Domandatevi in che modo una legge così folle potrebbe essere rafforzata, e con quali risultati. Domandatevi chi deciderà se un particolare avvenimento storico equivale a un “genocidio”. Domandatevi con quale grottesco criterio la banalizzazione di, diciamo, un crimine di guerra equivale a una “grave” banalizzazione. Ma, mentre iniziate a rispondere a queste domande, tenete presente quanto segue. In Turchia, attualmente, è reato penale dire che il trattamento degli armeni da parte dei turchi ottomani 90 anni fa, o giù di lì, equivale a un genocidio. In Svizzera però è reato penale dire l’esatto contrario. In Francia, nel 1995, il rinomato storico ebreo del mondo orientale e dell’Islam Bernard Lewis (nato a Stoke Newington, e ora professore all’Università di Princeton) è stato in effetti condannato per aver scritto un articolo (su Le Monde) in cui sosteneva che, sebbene gli armeni fossero stati brutalmente repressi, questo trattamento non equivaleva a un genocidio perché i massacri che ebbero luogo non furono né controllati né ispirati dal governo.

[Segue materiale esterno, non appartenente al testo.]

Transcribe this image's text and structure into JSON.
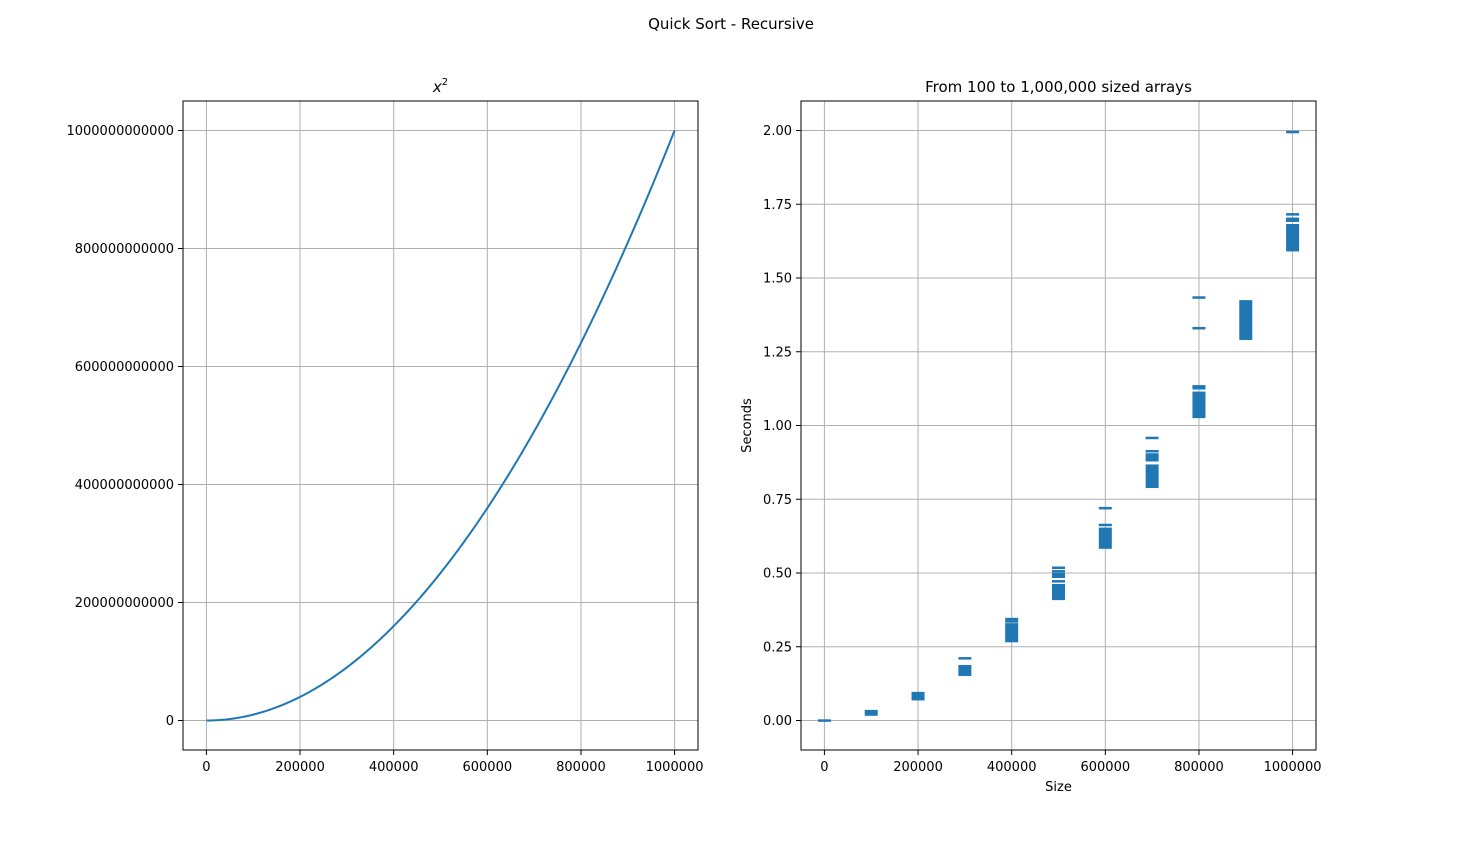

Come il rinomato storico inglese Timothy Garton Ash (professore a Oxford) ci ricorda sul Guardian (del 16 Ottobre), secondo una legge francese promulgata nel 2001, lo schiavismo è stato designato quale crimine contro l’umanità. Se, mentre mi trovo in Francia in vacanza, vengo sentito casualmente dire che lo schiavismo non fu in realtà un crimine contro l’umanità, rischio di essere trascinato in tribunale? E se scappo in Inghilterra i ragazzi in divisa blu mi arresteranno qui grazie a un Mandato d’Arresto Europeo ispirato dalla Francia? O supponiamo che dichiari che l’uccisione dei palestinesi a Deir Yassin nel 1948 non fu un crimine di guerra. Se le proposte dell’Unione Europea fossero attuate, rischierei la galera solo perché ho esercitato il mio giudizio professionale in un modo che ha offeso qualche propagandista arabo?

Il compito dello storico è di indagare, verificare, sfidare e, se necessario, correggere, la memoria collettiva della società. In questa funzione, lo stato non deve avere alcun ruolo, proprio nessuno. Certamente non in Inghilterra, che si compiace di presentare sé stessa come un bastione di libertà accademica.